Qu’avez-vous fait ensuite ?
Pour financer les gros contrats de location, je me suis rapproché d’une société, Computel, qui fédérait un réseau de loueurs sur la France entière. C’était une véritable aventure qui s’est développée très vite avec une équipe engagée et dynamique, ce qui m’a permis d’acquérir, entre erreurs et coups de génie, tous les bons réflexes. Dans la foulée, j’ai racheté deux autres sociétés me permettant de financer d’autres équipements informatiques.
En 1995, les constructeurs informatiques ont repris leur marché en main développant une offre agressive de financement. J’ai décidé opportunément de vendre les deux dernières sociétés acquises, mais les difficultés financières de mon partenaire, Computel, ont entraîné la faillite de ma première société alors qu’elle était largement bénéficiaire. J’ai alors décidé de me tourner vers l’international en intégrant une société anglaise de services informatiques pour salles de marché en tant que Responsable pour la France. Deux ans après, j’ai pris un poste de Directeur financier pour l’Europe du sud d’une filiale de Fujitsu, qui fabriquait des grands systèmes informatiques.
Malgré l’intérêt du poste, des déplacements en Europe et dans la Silicon Valley, l’appel de l’entrepreneuriat a été le plus fort. En 1999, j’ai décidé de créer la société DFI Lease, toujours dans le financement technologique mais en m’associant à un acteur dynamique du marché, le Groupe DFI. En tant que DG et actionnaire, j’ai développé l’activité de 0 à 15 millions d’euros grâce à des solutions innovantes, ce qui nous a permis de surmonter allègrement l’explosion de la bulle internet en 2001 !
Que s’est-il passé ensuite ?
Arrivant à la limite de ce business model et sentant arriver la crise de 2009, j’ai organisé la cession de l’entreprise à un concurrent sous LBO qui s’est conclue une semaine avant la faillite de la banque Lehmann Brother. Je suis resté un an pour accompagner la fusion. En 2001, en parallèle de mon activité au sein de D.F.I. Lease, j’avais créé PLIOS une société de consulting avec laquelle j’ai aidé le Groupe D.F.I. à se réorganiser.

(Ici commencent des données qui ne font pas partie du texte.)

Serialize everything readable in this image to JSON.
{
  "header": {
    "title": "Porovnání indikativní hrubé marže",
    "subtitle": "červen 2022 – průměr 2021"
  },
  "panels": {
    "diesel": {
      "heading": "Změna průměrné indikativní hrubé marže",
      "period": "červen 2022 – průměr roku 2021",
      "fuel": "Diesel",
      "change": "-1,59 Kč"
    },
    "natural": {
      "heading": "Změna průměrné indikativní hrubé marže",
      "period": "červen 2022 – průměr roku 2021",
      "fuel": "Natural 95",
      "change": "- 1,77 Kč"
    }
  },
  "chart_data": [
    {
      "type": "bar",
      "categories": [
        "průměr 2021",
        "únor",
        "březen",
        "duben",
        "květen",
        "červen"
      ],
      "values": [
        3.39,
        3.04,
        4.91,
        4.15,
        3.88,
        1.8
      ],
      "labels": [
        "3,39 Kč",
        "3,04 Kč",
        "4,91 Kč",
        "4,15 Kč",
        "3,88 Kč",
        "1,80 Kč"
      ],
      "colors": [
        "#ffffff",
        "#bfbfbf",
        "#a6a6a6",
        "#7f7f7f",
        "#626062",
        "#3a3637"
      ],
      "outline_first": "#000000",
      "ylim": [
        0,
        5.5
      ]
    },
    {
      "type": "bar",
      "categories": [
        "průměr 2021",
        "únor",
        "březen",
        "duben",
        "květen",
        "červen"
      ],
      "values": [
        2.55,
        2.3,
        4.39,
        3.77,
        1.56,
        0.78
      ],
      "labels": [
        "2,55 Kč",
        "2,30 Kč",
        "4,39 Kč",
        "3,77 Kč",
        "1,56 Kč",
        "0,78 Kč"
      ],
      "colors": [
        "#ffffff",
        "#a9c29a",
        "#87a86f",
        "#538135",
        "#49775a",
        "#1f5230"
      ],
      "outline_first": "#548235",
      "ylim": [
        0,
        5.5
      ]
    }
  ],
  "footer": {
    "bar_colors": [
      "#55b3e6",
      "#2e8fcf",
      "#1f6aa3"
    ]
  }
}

PLIOS est toujours opérationnelle à ce jour et c’est grâce à cette structure que j’interviens auprès de dirigeants d’entreprise. Ma mission est de les accompagner dans toutes les phases de la vie d’une entreprise (création, développement, transformation, gestion de trésorerie, rachat/cession) sous forme de missions de conseil ou de management de transition.
C’est ainsi qu’entre 2013 et 2015, j’ai été Président d’une FinTech HLF (plateforme de web leasing innovante) au développement fulgurant (115 M€ de chiffre d’affaires en cinq ans). J’ai accompagné à cette occasion le rachat de HLF par un fonds d’investissement. Toujours à la recherche de nouvelles opportunités, j’ai créé l’an passé, une société immobilière ChambrApart, qui achète et rénove des appartements pour la colocation de jeunes actifs en région parisienne.

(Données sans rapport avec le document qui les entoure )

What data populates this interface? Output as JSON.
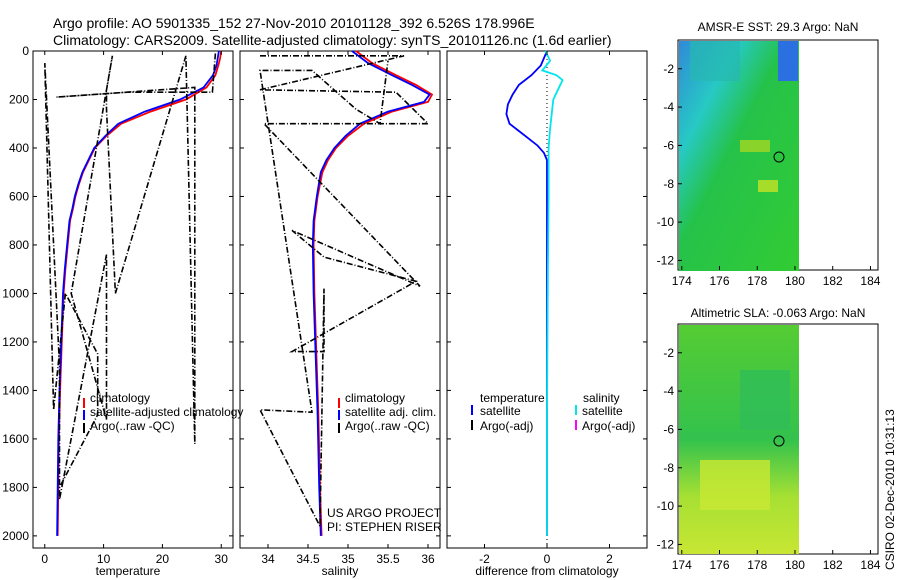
{
  "header": {
    "line1": "Argo profile: AO 5901335_152 27-Nov-2010 20101128_392 6.526S 178.996E",
    "line2": "Climatology: CARS2009. Satellite-adjusted climatology: synTS_20101126.nc (1.6d earlier)"
  },
  "side_label": "CSIRO 02-Dec-2010 10:31:13",
  "colors": {
    "climatology": "#ff0000",
    "satellite": "#0000ff",
    "argo": "#000000",
    "salinity_satellite": "#00e5ee",
    "salinity_argo": "#ff00ff"
  },
  "chart_data": [
    {
      "type": "line",
      "id": "temperature",
      "xlabel": "temperature",
      "ylabel": "",
      "xlim": [
        -2,
        32
      ],
      "ylim": [
        2050,
        0
      ],
      "xticks": [
        0,
        10,
        20,
        30
      ],
      "yticks": [
        0,
        200,
        400,
        600,
        800,
        1000,
        1200,
        1400,
        1600,
        1800,
        2000
      ],
      "legend": [
        "climatology",
        "satellite-adjusted climatology",
        "Argo(..raw -QC)"
      ],
      "series": [
        {
          "name": "climatology",
          "color": "#ff0000",
          "x": [
            30,
            29.8,
            29.5,
            29,
            27.5,
            24,
            18,
            13,
            10.5,
            8.5,
            7.5,
            6.5,
            5.8,
            5.2,
            4.8,
            4.3,
            3.9,
            3.5,
            3.2,
            2.9,
            2.6,
            2.4,
            2.2
          ],
          "y": [
            0,
            30,
            60,
            100,
            150,
            200,
            250,
            300,
            350,
            400,
            450,
            500,
            550,
            600,
            650,
            700,
            800,
            900,
            1000,
            1200,
            1400,
            1600,
            2000
          ]
        },
        {
          "name": "satellite-adjusted climatology",
          "color": "#0000ff",
          "x": [
            29.6,
            29.4,
            29.2,
            28.6,
            27,
            23,
            17,
            12.5,
            10.3,
            8.4,
            7.4,
            6.4,
            5.7,
            5.1,
            4.7,
            4.2,
            3.8,
            3.4,
            3.1,
            2.8,
            2.5,
            2.3,
            2.1
          ],
          "y": [
            0,
            30,
            60,
            100,
            150,
            200,
            250,
            300,
            350,
            400,
            450,
            500,
            550,
            600,
            650,
            700,
            800,
            900,
            1000,
            1200,
            1400,
            1600,
            2000
          ]
        },
        {
          "name": "Argo(..raw -QC)",
          "color": "#000000",
          "dash": true,
          "x": [
            29,
            28.5,
            14,
            2,
            25.5,
            25.5,
            24,
            12,
            10.5,
            10.5,
            11.5,
            4.5,
            10.5,
            10.5,
            2.5,
            2.5,
            0,
            1.5,
            3.5,
            9,
            9,
            2.5
          ],
          "y": [
            10,
            170,
            170,
            190,
            150,
            1620,
            20,
            1000,
            240,
            160,
            20,
            1000,
            1520,
            840,
            1850,
            1300,
            50,
            1480,
            1000,
            1250,
            1500,
            1800
          ]
        }
      ]
    },
    {
      "type": "line",
      "id": "salinity",
      "xlabel": "salinity",
      "ylabel": "",
      "xlim": [
        33.65,
        36.15
      ],
      "ylim": [
        2050,
        0
      ],
      "xticks": [
        34,
        34.5,
        35,
        35.5,
        36
      ],
      "legend": [
        "climatology",
        "satellite adj. clim.",
        "Argo(..raw -QC)"
      ],
      "annotation": [
        "US ARGO PROJECT",
        "PI: STEPHEN RISER"
      ],
      "series": [
        {
          "name": "climatology",
          "color": "#ff0000",
          "x": [
            35.1,
            35.3,
            35.6,
            35.85,
            36.05,
            36,
            35.55,
            35.2,
            35,
            34.85,
            34.75,
            34.68,
            34.62,
            34.58,
            34.57,
            34.58,
            34.6,
            34.63,
            34.65,
            34.67
          ],
          "y": [
            0,
            50,
            100,
            140,
            180,
            210,
            250,
            300,
            350,
            400,
            450,
            500,
            600,
            700,
            800,
            1000,
            1200,
            1500,
            1800,
            2000
          ]
        },
        {
          "name": "satellite adj. clim.",
          "color": "#0000ff",
          "x": [
            35.05,
            35.25,
            35.55,
            35.8,
            36.02,
            35.95,
            35.5,
            35.15,
            34.97,
            34.83,
            34.73,
            34.66,
            34.61,
            34.57,
            34.56,
            34.57,
            34.59,
            34.62,
            34.64,
            34.66
          ],
          "y": [
            0,
            50,
            100,
            140,
            180,
            210,
            250,
            300,
            350,
            400,
            450,
            500,
            600,
            700,
            800,
            1000,
            1200,
            1500,
            1800,
            2000
          ]
        },
        {
          "name": "Argo(..raw -QC)",
          "color": "#000000",
          "dash": true,
          "x": [
            33.9,
            35.7,
            33.9,
            35.6,
            36.0,
            33.95,
            35.9,
            34.3,
            34.7,
            35.85,
            34.3,
            34.7,
            34.7,
            34.65,
            33.9,
            34.55,
            33.9,
            34.55,
            35.1,
            35.4,
            35.5
          ],
          "y": [
            20,
            20,
            160,
            170,
            300,
            300,
            970,
            740,
            850,
            950,
            1240,
            1240,
            980,
            1960,
            1480,
            1490,
            80,
            80,
            240,
            300,
            40
          ]
        }
      ]
    },
    {
      "type": "line",
      "id": "difference",
      "xlabel": "difference from climatology",
      "ylabel": "",
      "xlim": [
        -3.2,
        3.2
      ],
      "ylim": [
        2050,
        0
      ],
      "xticks": [
        -2,
        0,
        2
      ],
      "legend_temperature": [
        "temperature",
        "satellite",
        "Argo(-adj)"
      ],
      "legend_salinity": [
        "salinity",
        "satellite",
        "Argo(-adj)"
      ],
      "series": [
        {
          "name": "temperature satellite",
          "color": "#0000ff",
          "x": [
            0,
            -0.2,
            -0.5,
            -0.9,
            -1.1,
            -1.25,
            -1.3,
            -1.2,
            -0.9,
            -0.6,
            -0.3,
            -0.1,
            0,
            0,
            0,
            0
          ],
          "y": [
            0,
            60,
            100,
            140,
            180,
            220,
            260,
            300,
            330,
            360,
            390,
            420,
            450,
            600,
            1200,
            2000
          ]
        },
        {
          "name": "salinity satellite",
          "color": "#00e5ee",
          "x": [
            -0.05,
            0.1,
            -0.15,
            0.3,
            0.5,
            0.35,
            0.2,
            0.15,
            0.1,
            0.05,
            0.05,
            0.03,
            0,
            0
          ],
          "y": [
            0,
            40,
            80,
            100,
            120,
            160,
            200,
            260,
            320,
            400,
            600,
            900,
            1500,
            2000
          ]
        }
      ]
    },
    {
      "type": "heatmap",
      "id": "sst-map",
      "title": "AMSR-E SST: 29.3 Argo: NaN",
      "xlim": [
        173.8,
        184.4
      ],
      "ylim": [
        -12.5,
        -0.5
      ],
      "xticks": [
        174,
        176,
        178,
        180,
        182,
        184
      ],
      "yticks": [
        -2,
        -4,
        -6,
        -8,
        -10,
        -12
      ],
      "data_extent_x": [
        174,
        180
      ],
      "marker": {
        "x": 179,
        "y": -6.5
      }
    },
    {
      "type": "heatmap",
      "id": "sla-map",
      "title": "Altimetric SLA: -0.063 Argo: NaN",
      "xlim": [
        173.8,
        184.4
      ],
      "ylim": [
        -12.5,
        -0.5
      ],
      "xticks": [
        174,
        176,
        178,
        180,
        182,
        184
      ],
      "yticks": [
        -2,
        -4,
        -6,
        -8,
        -10,
        -12
      ],
      "data_extent_x": [
        174,
        180
      ],
      "marker": {
        "x": 179,
        "y": -6.5
      }
    }
  ]
}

Profil multi casquettes vous êtes intervenus sur deux créneaux : informatique et financement. Pourquoi ces secteurs ? Pourquoi l‘entrepreneuriat ?
L’informatique demeure un secteur en permanente ébullition, on ne s’y ennuie jamais, la réalité dépasse toujours l’imagination. Mais il faut rester dans le mouvement et comprendre les évolutions. Ce côté nouveauté, innovation, stimulation implique de prendre des risques ; on peut rater une opportunité mais on peut surfer sur la vague suivante. Lorsqu’on arrive à rebondir à chaque fois, c’est la plus géniale des aventures.

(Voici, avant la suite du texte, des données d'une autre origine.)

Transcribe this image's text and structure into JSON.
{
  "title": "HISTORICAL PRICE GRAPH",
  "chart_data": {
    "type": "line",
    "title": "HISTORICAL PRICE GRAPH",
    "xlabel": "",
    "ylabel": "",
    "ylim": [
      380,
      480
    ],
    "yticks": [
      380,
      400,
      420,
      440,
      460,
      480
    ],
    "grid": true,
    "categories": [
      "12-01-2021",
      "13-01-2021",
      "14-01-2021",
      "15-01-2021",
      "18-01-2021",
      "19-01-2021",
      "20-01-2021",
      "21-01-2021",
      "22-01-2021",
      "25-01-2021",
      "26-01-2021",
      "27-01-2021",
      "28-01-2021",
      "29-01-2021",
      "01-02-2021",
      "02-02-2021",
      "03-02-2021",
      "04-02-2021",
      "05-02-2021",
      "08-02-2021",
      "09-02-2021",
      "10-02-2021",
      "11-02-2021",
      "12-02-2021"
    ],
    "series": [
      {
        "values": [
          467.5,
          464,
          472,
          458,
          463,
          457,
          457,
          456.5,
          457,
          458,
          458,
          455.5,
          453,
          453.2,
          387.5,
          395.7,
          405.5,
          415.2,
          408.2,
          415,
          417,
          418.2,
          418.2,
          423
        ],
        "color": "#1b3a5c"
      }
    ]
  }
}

Le financement reste un domaine à la fois normé et permettant une grande créativité pour trouver des solutions évolutives à des problématiques d’investissements technologiques.
Aujourd’hui, j’interviens dans d’autres secteurs comme la distribution, l’immobilier ou le service aux entreprises. J’y apporte mon expérience digitale, mes réflexes d’agilité et d’organisation, que d’autres secteurs découvrent. Le monde informatique est intéressant car on est passé du matériel/logiciels aux services/solutions fusionnant aujourd’hui avec la téléphonie, les réseaux, la bureautique et ce, dans tous les secteurs économiques (banques, industrie, santé…) tout en intégrant sans cesse de nouvelles technologies (objets connectés…). Depuis l’apparition du Smartphone, le digital est en train de bouleverser complètement nos modes de vie et de travail passant de la possession à l’usage, le tout à portée de main, partout.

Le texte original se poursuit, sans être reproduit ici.